Lines Of Incision For Abscess

The manner of opening a parotid abscess depends on its location and size. If it is desired to open an abscess anterior to a point 1.5 cm. or about half an inch in front of the ear, the structures to be avoided are the duct and facial nerve. The incisions are to be made parallel to the zygoma, and the duct is to be avoided by not cutting on a line joining the lower edge of the cartilage of the ear with the middle of the upper lip. The branches of the facial nerve lie deep and are to be avoided by making the incision parallel to their course and not extending it too deeply. After incising the skin, the deeper tissues may be separated by introducing a pointed pair of haemostatic forceps and operiing the blades. In operating in the region below the ear, the blood-vessels are to be avoided. To do this incise the skin longitudinally, not transversely, and open the deep parts carefully with the haemostatic forceps, as already described. Another method, when the abscess is farther forward, is to make a horizontal incision rather low down on the angle of the jaw and then introduce a grooved director or haemostatic forceps from below upward.

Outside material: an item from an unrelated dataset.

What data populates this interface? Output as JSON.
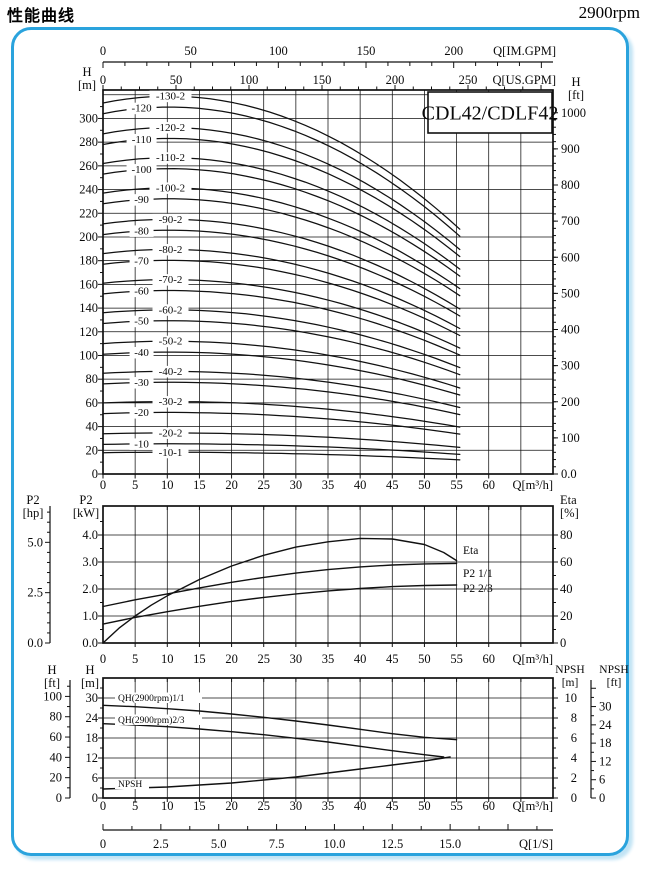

Tumors of the parotid gland are liable to be mixed in character, with a sarcomatous element. They are often fairly circumscribed and, particularly if they do not involve the parotid duct, can be removed comparatively readily. If they are malignant and large, complete removal is practically impossible. The possibility of parotid fistula and paralysis of the facial nerve following operation on this gland should always be borne in mind and explained to patients. The presence of facial paralysis is indicative of malignancy (see Fig. 63). The parotid lymph nodes on or beneath the capsule may become enlarged and inflamed and resemble true parotiditis. There is one node just below the zygoma and in front of the ear that is not infrequently enlarged in strumous children. This is apt to be involved when affections of the lids or scalp are present. In opening abscesses of these nodes there is little likelihood of injuring either the nerve or the duct, because the nodes are superficial. The transverse facial artery is usually too small to cause trouble. The possibility of its supplying the coronary arteries of the lips, as already described, in which case it would be very large, should be remembered.